As discussed earlier, my final project was to create the decalling system similar to what Unreal Engine 4 has. In my presentation before, I discussed an algorithm, where I was changing the mesh data in the vertex buffer itself, by inducing an additional parameter called index. This index decided what texture should the geometry use. But, as I moved along with this project, I realized some key problems with this algorithm:

1. The change of textures was happening at vertex level, hence the decals were not covering the geometry accurately by pixels.

2. This algorithm was changing the mesh itself, which creates problems in instancing.

Hence, I came up with the 2nd algorithm. This algorithm assumes symmetrical decals, which means that to detect the coverage of a decal volume over a geometry, we don`t need pixel accurate collision detection. Here is how the algorithm works:

This algorithm manually sets the uniforms corrosponding to all the decals and then you have to manually compare the fragment (in world coordinates) with the min-max range of every decal. This created a pixel level accurate decal system for decal volumes like cube, sphere, and a cylinder. But, this had problems:

1. It involves a lot of manual work, like setting up of uniforms for every decal. Because of this, this algorithm defeats the purpose of this system. This system is intended to be added as a feature in a game engine. Hence, it is absolutely required to make this algorithm generic for any number of decal volumes.
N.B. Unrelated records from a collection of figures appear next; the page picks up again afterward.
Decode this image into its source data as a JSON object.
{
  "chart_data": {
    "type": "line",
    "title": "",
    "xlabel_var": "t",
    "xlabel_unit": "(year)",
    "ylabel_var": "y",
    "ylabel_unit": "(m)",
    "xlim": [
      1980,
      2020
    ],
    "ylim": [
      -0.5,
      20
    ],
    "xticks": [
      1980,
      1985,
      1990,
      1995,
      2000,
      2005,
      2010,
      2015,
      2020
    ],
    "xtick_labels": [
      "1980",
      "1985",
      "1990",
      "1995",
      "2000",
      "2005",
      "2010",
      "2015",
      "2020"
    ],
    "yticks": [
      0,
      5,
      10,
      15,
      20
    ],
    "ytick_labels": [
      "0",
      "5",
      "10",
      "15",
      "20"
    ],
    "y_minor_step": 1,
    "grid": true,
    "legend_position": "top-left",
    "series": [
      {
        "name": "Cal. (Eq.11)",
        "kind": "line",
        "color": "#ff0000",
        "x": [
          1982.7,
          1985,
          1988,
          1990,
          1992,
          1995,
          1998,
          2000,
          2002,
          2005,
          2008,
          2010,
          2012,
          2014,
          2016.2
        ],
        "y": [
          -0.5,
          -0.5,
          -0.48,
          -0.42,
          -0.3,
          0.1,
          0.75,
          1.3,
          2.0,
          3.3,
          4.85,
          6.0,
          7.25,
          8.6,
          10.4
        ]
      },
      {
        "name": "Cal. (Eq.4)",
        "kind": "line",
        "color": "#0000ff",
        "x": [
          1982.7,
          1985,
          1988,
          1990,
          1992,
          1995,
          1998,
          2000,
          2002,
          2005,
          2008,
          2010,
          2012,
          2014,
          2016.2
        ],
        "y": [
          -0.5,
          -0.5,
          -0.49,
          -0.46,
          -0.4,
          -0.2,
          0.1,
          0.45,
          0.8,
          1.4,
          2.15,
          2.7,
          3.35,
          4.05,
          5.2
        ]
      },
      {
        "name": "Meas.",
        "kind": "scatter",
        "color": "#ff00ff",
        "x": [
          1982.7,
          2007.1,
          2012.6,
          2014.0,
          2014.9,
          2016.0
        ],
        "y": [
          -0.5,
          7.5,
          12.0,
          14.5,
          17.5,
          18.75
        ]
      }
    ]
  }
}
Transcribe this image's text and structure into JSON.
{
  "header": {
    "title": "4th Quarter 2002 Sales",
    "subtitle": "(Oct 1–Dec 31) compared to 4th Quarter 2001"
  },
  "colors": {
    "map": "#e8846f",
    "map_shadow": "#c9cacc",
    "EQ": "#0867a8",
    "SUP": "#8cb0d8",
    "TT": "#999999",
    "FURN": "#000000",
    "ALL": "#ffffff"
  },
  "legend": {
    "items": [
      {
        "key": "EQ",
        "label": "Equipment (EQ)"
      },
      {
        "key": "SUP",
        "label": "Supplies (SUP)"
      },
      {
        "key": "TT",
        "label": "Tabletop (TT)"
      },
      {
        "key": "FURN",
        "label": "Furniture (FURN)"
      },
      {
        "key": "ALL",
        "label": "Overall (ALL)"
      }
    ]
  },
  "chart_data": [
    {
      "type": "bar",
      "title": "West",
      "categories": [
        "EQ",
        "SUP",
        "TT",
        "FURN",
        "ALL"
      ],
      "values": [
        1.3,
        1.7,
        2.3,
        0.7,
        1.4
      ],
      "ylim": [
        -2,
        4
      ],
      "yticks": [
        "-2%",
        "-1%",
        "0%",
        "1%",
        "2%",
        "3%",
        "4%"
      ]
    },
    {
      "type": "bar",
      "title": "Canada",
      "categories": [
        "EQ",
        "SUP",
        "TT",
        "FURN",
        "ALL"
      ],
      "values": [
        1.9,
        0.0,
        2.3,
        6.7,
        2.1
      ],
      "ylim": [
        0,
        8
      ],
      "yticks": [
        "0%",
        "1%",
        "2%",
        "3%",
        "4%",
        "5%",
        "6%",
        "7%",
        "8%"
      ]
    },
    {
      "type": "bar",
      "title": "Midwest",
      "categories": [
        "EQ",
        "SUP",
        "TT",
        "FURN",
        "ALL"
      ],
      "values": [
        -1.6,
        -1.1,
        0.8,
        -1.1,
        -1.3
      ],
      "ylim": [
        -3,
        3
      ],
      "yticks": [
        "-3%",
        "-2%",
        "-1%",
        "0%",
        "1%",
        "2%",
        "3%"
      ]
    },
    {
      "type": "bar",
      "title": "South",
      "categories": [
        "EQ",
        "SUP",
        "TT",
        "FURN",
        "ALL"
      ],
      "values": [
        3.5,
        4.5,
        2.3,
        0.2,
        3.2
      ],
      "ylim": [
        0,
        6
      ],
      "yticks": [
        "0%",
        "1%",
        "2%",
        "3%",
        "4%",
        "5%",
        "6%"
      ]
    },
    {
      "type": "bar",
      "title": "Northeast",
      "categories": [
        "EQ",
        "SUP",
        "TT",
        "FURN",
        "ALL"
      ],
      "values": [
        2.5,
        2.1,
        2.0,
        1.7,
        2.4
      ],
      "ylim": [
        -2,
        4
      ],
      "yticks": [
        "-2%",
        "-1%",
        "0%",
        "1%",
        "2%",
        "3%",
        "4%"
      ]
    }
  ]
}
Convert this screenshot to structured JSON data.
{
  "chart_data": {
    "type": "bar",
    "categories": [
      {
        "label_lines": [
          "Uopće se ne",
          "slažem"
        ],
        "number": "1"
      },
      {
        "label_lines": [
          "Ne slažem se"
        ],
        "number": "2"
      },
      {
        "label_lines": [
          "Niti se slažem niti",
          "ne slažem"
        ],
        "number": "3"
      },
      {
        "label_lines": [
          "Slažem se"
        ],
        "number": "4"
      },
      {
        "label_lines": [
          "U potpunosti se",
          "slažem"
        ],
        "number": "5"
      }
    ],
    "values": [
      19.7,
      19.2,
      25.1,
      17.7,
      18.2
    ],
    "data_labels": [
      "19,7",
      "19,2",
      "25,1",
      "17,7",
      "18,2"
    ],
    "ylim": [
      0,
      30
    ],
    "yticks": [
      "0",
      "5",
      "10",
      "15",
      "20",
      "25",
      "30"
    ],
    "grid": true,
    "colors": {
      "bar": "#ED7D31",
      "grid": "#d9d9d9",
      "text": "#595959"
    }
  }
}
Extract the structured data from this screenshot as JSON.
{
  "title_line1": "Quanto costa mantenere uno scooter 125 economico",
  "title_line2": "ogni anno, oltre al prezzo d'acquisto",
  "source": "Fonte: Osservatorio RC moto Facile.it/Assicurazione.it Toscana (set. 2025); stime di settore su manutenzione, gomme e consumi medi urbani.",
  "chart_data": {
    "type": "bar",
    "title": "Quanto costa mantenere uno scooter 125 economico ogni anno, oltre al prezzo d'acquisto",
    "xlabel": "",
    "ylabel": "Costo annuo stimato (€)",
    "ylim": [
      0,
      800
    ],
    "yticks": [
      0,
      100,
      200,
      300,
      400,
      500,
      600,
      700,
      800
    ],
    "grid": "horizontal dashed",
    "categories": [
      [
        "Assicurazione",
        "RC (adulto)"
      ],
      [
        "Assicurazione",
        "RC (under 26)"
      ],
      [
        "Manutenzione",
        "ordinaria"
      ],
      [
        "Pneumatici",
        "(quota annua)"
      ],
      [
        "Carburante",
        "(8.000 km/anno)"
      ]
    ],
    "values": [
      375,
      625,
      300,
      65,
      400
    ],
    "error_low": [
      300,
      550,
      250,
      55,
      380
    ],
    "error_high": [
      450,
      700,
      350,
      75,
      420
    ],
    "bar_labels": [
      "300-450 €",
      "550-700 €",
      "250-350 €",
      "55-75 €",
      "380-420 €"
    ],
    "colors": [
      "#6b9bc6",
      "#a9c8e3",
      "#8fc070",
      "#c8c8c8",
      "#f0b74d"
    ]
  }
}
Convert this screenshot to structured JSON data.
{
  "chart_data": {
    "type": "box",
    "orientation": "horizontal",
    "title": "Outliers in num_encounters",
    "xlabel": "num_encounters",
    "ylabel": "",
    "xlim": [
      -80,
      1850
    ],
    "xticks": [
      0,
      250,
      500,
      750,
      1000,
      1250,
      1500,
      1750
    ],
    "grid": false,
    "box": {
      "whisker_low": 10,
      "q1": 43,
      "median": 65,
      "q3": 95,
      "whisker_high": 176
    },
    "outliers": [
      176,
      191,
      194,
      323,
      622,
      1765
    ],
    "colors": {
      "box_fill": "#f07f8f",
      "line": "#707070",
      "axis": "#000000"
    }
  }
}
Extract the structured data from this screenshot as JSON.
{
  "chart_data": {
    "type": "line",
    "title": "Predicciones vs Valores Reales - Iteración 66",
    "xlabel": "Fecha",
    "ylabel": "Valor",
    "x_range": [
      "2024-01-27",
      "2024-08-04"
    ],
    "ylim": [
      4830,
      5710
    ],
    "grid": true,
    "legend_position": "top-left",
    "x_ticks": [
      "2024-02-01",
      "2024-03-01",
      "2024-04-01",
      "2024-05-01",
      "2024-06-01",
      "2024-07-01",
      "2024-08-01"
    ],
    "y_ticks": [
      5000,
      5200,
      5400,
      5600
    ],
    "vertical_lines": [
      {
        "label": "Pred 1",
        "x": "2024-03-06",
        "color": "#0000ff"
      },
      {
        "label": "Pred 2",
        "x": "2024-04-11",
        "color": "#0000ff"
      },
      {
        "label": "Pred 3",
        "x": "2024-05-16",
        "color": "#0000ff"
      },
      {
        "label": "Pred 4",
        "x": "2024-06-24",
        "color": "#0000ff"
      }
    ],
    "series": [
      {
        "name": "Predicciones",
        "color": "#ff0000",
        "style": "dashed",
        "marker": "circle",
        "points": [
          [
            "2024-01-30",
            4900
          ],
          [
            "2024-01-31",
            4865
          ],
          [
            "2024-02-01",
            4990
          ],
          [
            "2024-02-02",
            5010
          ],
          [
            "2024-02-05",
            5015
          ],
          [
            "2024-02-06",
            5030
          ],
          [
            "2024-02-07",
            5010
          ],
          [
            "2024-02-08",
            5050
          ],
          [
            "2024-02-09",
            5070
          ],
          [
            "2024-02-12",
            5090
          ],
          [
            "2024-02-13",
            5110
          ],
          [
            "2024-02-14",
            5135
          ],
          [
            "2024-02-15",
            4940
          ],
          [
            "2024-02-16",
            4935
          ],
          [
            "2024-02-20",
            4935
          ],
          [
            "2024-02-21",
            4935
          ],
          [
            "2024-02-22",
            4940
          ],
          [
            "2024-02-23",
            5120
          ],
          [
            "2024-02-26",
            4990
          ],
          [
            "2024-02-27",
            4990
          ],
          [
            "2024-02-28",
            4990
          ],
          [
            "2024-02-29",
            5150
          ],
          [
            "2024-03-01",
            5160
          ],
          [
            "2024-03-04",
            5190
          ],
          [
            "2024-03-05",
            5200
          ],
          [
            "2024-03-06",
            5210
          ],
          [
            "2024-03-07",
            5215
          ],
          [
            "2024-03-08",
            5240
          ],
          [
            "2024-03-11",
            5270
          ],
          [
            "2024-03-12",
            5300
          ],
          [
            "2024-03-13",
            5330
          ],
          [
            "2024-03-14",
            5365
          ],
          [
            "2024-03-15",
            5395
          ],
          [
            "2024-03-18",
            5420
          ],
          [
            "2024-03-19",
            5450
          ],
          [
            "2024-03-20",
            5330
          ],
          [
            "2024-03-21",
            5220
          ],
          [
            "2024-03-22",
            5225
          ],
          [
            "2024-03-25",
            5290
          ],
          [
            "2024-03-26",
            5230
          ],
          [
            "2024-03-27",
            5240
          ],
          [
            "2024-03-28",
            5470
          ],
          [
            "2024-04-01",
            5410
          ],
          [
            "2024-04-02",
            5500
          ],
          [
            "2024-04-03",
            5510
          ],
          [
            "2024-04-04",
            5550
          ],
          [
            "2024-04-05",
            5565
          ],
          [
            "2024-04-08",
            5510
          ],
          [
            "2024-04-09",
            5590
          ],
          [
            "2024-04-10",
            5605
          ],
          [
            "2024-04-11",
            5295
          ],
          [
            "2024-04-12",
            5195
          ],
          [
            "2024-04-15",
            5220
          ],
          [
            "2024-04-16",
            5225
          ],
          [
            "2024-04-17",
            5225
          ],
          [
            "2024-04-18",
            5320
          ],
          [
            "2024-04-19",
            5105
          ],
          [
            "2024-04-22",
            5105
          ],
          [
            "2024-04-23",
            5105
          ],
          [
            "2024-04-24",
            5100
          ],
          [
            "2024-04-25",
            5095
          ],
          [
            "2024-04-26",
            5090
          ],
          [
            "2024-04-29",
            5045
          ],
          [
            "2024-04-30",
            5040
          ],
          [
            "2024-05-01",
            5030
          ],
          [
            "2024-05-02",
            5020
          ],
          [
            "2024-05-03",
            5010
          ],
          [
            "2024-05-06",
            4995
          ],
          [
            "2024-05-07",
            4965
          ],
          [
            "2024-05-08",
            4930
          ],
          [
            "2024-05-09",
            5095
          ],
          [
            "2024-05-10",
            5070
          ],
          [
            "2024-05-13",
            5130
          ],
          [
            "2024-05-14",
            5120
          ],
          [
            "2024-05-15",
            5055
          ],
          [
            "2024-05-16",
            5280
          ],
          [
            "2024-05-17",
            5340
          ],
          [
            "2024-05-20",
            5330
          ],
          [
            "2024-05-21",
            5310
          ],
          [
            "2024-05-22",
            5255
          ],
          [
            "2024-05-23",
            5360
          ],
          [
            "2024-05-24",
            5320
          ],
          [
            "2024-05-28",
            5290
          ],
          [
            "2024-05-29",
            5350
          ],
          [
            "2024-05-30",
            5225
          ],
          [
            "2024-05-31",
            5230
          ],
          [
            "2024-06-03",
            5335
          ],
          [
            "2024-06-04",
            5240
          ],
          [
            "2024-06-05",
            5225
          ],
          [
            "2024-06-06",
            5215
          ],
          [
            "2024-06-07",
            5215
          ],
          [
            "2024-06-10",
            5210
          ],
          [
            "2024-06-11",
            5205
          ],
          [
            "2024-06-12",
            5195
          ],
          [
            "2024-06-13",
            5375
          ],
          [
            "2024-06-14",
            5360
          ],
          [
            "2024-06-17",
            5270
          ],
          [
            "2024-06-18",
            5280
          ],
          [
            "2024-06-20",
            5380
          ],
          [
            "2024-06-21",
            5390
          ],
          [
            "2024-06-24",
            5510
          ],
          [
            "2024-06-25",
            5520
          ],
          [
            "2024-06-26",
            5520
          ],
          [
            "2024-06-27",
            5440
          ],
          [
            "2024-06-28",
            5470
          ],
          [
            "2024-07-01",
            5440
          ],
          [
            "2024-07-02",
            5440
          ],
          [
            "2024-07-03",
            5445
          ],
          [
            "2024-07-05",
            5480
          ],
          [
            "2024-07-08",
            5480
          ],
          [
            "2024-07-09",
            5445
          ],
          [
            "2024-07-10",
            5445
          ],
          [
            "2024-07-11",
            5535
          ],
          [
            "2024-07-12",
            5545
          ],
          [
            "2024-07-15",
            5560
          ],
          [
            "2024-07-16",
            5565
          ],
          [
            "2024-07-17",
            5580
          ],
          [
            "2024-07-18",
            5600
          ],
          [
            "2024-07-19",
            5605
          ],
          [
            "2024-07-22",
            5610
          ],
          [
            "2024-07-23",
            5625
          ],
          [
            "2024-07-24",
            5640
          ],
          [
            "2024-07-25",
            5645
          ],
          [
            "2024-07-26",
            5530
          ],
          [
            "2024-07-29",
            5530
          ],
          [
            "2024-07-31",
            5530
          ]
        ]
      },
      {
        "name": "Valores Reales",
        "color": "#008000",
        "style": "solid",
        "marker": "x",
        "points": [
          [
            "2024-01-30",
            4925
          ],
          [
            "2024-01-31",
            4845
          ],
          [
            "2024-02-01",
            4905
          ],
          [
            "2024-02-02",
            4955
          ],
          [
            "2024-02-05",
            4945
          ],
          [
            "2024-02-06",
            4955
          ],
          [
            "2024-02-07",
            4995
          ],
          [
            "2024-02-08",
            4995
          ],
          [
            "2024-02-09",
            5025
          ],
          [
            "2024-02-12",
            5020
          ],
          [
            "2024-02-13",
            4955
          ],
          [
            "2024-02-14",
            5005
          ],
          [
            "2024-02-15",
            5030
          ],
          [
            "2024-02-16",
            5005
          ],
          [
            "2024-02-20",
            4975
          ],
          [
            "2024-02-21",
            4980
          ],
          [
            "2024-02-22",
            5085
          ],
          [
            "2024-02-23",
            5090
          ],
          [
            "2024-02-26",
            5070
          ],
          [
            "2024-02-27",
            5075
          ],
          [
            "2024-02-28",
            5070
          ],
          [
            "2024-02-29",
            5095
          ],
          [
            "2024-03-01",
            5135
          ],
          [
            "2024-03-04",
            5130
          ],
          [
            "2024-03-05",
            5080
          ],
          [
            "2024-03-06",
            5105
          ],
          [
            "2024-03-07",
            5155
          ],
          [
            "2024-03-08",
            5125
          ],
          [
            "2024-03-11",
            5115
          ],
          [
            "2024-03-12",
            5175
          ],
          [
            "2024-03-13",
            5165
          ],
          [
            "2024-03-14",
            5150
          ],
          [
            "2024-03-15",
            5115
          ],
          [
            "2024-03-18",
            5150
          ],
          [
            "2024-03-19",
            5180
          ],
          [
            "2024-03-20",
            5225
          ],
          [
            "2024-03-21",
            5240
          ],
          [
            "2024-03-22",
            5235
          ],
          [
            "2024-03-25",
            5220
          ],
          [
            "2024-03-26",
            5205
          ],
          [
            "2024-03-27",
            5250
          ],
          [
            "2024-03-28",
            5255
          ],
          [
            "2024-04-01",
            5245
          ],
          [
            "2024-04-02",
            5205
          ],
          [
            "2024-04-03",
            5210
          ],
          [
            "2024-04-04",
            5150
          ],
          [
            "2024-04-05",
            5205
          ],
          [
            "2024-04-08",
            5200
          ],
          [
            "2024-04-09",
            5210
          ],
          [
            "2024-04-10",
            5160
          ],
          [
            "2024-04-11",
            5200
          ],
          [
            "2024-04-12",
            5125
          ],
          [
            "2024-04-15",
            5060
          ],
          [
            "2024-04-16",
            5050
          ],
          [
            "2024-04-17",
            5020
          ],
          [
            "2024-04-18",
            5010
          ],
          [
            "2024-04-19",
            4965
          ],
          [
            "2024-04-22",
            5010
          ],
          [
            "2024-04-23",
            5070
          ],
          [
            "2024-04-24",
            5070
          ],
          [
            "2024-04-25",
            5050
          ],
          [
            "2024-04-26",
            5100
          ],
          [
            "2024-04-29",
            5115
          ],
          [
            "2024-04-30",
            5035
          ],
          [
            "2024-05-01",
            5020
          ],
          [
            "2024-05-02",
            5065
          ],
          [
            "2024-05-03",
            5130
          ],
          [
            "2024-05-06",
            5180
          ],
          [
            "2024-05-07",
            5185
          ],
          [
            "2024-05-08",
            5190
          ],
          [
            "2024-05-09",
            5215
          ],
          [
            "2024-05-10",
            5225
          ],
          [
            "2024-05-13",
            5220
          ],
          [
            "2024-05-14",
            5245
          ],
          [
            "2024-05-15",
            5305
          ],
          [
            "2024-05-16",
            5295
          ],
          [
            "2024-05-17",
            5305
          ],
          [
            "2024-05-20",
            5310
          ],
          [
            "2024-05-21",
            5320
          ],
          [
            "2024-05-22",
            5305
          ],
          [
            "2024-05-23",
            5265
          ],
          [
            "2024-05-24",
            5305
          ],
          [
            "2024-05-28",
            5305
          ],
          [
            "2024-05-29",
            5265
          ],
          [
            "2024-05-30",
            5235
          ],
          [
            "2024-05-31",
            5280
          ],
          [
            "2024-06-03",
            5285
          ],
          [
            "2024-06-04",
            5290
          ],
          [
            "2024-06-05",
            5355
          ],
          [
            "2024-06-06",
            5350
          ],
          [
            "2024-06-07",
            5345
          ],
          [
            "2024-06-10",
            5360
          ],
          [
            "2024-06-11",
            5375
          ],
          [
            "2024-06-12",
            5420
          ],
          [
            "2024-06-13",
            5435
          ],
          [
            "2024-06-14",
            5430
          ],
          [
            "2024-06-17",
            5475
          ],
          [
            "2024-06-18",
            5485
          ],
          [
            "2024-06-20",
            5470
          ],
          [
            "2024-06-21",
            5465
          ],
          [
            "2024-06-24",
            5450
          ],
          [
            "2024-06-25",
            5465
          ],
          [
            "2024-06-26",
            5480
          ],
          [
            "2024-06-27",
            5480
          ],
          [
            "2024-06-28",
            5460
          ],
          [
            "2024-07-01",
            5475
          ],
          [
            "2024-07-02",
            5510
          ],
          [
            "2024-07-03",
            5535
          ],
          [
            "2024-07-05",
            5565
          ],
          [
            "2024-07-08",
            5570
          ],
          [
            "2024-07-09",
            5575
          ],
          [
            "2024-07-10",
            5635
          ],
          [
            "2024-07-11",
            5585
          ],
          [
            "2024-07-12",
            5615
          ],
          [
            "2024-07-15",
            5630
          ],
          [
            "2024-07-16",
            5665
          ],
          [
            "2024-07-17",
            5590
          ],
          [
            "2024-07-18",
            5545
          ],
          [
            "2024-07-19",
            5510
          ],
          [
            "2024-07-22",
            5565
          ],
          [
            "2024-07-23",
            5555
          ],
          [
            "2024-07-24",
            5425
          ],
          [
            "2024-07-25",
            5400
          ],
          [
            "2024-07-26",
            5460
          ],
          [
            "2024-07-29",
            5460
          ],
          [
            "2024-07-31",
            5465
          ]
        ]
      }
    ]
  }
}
2. Bleeding occurs while using spherical decals and flat meshes to put decals on. But, even Unreal Engine 4 has the same issue. Hence, I decided to make this problem out of scope of this project.

Hence, I came up with another algorithm. This algorithm renders all the meshes in the scene for every decal using a decal shader. This shader renders the fragments lying within the bounds of the decal with the decal properties, and rejects all other fragments. This basically, puts a “decal sticker” on a mesh. Because of this though, the problem is that the fragments that decal shader wants to color have already been colored by the mesh specific shaders. Hence, the only way to color these fragments is to disable the depth test. But, because of that, depth errors were created because of these decal stickers. Here is how it looked:

I used stencil buffer to solve this. This is how the algorithm works:

Some of the results using this algorithm:

The picture has 3 decals a pink cube, a blue sphere and a yellow cylinder. Pink cube covering parts of the sphere mesh and the 404Sight`s character mesh.

The picture shows that the decal not only chnages color of a mesh, but also makes that part toon shaded.

This picture shows the pink cude decal affecting a part of the sphere and a part of the right wall.

The biggest advantage of using this system that I found while using this in my Thesis game is that this reduces the number of renderable objects in a scene. Because of this, a lot of memory load, like shadow maps, is decreased. In 404Sight, the map sizes decreased from 3GB for 4 levels to 900MB for 14 levels. Other than this, this project helped me a lot in developing graphics algorithm skills. Also, this marks the end of the blog series for this class. It was an amazing class. I learnt so much from it. I will try to come back to the blogs with another interesting series.